Apos combinar que dentro de meia hora ela viria me resgatar, decidi relaxar um pouco. Deitar na cama olhando para o teto enquanto pensava no que faria na rua e aproveitando os últimos instantes daquela efêmera sensação de prisão. A duvida entre passar o dia trancado dentro de casa ou passar o dia trancado na rua ficou mais forte e eu achei que seria muita falta de educação se a mulher viesse me soltar e eu dissesse que mudei de idéia. Pensei em ligar para ela e cancelar tudo. Mentir que havia encontrado a chave  e que tudo estava bem e muito obrigado pela sua atenção. É sempre complicado quando não existe nenhuma outra opção entre ficar toda a tarde na rua ou ficar toda a tarde dentro de casa. Melhor ficar na rua. Na pior das hipóteses, poderia encontrar meu amigo, pegar minha chave e voltar para casa. Mas eu não sabia onde meu amigo estava, ele não tem celular e quando a gente precisa os encontros casuais nunca acontecem.

A campainha tocou. Uma voz gritou do outro lado da porta: é a Marta! E eu pensei que como é bom ouvir um nome conhecido. Que como é bom ouvir alguém falar o seu nome nessa cidade onde você não está. Que como é bom ser resgatado e poder sair sentindo a liberdade total e completa de um dia de outono em uma cidade desconhecida. Peguei a mochila, a sacola de roupas sujas, calcei o tênis e Marta já estava na porta que ela mesma abriu com sua chave reserva e ela sorrindo para mim parecia ser muito, muito simpática e despreocupada. Enquanto enfiava o calçado com pressa para que Marta não perdesse ainda mais tempo com a minha falta de organização, emitia palavras do tipo: que lástima, jo te pieço desculpas, estoy inconsolable, mi amigo se fue com mis chaves, desculpe, mil perdones. Marta sorria na porta sem nada dizer.

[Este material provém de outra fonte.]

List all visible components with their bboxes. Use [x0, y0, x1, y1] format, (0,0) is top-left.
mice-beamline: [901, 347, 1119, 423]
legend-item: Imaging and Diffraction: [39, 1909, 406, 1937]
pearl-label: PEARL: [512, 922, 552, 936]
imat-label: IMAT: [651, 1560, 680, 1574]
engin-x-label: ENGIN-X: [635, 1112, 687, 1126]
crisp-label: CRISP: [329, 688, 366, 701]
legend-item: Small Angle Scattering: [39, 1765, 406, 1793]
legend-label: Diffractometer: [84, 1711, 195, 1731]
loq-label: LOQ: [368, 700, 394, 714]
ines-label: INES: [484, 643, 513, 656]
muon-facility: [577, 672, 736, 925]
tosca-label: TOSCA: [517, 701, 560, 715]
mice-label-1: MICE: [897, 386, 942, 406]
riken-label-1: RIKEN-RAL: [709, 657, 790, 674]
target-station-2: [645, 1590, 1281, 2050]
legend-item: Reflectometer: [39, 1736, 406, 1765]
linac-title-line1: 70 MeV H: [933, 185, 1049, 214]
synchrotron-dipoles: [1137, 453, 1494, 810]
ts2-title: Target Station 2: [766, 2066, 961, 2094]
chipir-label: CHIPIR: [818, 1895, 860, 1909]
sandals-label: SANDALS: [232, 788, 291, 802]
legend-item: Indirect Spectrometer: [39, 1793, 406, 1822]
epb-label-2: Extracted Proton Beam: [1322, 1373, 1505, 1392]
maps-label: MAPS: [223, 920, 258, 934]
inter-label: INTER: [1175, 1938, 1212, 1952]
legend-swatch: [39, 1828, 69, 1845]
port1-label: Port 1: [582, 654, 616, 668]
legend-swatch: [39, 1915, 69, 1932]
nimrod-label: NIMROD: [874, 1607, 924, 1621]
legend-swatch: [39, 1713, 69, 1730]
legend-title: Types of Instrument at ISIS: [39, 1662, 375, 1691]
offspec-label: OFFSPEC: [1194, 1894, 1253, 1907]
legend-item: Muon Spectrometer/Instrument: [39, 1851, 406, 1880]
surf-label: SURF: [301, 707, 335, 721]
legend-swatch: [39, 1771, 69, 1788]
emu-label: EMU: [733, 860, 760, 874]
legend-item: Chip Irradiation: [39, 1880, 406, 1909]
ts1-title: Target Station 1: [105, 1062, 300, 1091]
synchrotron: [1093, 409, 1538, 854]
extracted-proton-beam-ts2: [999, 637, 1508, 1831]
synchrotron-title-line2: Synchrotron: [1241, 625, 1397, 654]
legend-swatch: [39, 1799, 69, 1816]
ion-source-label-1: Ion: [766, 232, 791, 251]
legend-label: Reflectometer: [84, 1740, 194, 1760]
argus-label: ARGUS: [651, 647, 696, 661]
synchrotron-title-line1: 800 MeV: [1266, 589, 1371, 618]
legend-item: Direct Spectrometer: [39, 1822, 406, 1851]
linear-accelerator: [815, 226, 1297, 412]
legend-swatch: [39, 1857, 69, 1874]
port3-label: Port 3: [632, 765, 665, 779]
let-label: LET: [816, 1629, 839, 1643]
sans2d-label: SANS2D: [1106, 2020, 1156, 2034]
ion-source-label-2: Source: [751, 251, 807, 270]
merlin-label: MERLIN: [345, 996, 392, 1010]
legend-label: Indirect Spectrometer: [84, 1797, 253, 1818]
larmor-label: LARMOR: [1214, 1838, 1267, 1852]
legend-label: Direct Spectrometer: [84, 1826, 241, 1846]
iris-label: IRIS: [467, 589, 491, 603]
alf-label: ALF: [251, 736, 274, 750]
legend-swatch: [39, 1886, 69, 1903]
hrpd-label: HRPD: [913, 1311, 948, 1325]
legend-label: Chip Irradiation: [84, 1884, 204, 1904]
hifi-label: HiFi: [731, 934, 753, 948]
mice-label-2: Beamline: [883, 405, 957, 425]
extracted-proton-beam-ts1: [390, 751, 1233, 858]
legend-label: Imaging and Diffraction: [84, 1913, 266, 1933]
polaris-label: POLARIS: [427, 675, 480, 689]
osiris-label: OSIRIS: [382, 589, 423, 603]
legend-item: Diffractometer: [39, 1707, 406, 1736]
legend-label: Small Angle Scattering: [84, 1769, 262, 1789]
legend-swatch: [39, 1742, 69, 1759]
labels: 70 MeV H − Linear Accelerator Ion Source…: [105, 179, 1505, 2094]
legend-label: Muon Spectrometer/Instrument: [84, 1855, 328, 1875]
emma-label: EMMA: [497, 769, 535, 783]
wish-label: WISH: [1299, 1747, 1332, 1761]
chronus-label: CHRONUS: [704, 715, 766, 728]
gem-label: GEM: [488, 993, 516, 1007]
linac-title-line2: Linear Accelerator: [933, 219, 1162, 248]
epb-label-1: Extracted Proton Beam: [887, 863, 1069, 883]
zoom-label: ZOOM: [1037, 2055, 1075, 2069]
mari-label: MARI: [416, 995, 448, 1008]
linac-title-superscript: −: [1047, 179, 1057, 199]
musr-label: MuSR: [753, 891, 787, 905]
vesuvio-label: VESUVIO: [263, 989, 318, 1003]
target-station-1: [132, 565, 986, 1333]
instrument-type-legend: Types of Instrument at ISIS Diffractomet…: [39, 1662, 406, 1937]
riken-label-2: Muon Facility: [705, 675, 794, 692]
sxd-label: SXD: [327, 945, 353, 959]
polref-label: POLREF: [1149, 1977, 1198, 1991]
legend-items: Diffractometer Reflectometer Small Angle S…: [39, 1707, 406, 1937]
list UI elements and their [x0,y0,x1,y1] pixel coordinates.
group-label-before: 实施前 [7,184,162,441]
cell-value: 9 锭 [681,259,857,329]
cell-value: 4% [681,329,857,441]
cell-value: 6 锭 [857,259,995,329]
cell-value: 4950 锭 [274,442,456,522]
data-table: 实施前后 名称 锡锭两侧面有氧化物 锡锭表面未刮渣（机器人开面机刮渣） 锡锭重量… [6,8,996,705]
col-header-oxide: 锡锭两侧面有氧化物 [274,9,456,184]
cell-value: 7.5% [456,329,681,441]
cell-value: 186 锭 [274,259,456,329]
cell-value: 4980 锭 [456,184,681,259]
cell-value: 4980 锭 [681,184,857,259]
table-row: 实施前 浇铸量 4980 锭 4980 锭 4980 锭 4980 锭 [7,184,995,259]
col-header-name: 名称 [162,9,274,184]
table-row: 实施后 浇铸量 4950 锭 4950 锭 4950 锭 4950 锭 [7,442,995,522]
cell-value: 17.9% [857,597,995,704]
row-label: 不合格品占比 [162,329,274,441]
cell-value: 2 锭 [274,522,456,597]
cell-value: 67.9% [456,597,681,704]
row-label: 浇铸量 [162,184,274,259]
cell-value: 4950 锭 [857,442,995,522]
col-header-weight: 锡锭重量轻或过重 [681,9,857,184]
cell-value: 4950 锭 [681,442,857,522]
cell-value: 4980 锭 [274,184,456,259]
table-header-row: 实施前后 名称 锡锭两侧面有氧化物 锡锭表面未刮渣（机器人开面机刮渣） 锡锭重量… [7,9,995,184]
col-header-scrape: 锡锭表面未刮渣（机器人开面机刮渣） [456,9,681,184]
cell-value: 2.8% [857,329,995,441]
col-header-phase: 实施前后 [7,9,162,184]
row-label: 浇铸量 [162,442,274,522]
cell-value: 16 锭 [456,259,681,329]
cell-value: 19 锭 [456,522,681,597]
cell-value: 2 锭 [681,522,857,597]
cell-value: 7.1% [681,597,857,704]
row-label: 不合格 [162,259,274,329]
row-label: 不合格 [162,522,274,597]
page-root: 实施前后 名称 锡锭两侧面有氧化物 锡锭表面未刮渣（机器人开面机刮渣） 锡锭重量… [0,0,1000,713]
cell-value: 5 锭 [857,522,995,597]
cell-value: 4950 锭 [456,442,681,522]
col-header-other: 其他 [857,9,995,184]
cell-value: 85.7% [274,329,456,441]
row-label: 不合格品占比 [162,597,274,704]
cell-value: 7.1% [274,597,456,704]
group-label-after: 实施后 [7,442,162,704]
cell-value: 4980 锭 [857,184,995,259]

Dentro do elevador percebi que ela era uma senhora muito bem arrumada, aparentando sessenta anos. Uma mulher de sessenta anos que não se travestia de mulher mais nova. Uma mulher com a idade exata dela mesma. Elogiei o apartamento e ela agradeceu. Depois comentou a minha sorte dizendo que havia justamente voltado para almoçar em casa no momento em que liguei. Se eu tivesse ligado mais tarde ela não teria como me resgatar. Perguntei se ela gostava de plantas, pois o apartamento tem muitas plantas, e ela apenas sorriu e falou que o apartamento era um antigo escritório de tradução. Depois que sua empresa cresceu ela teve que comprar um apartamento maior no centro antigo da cidade.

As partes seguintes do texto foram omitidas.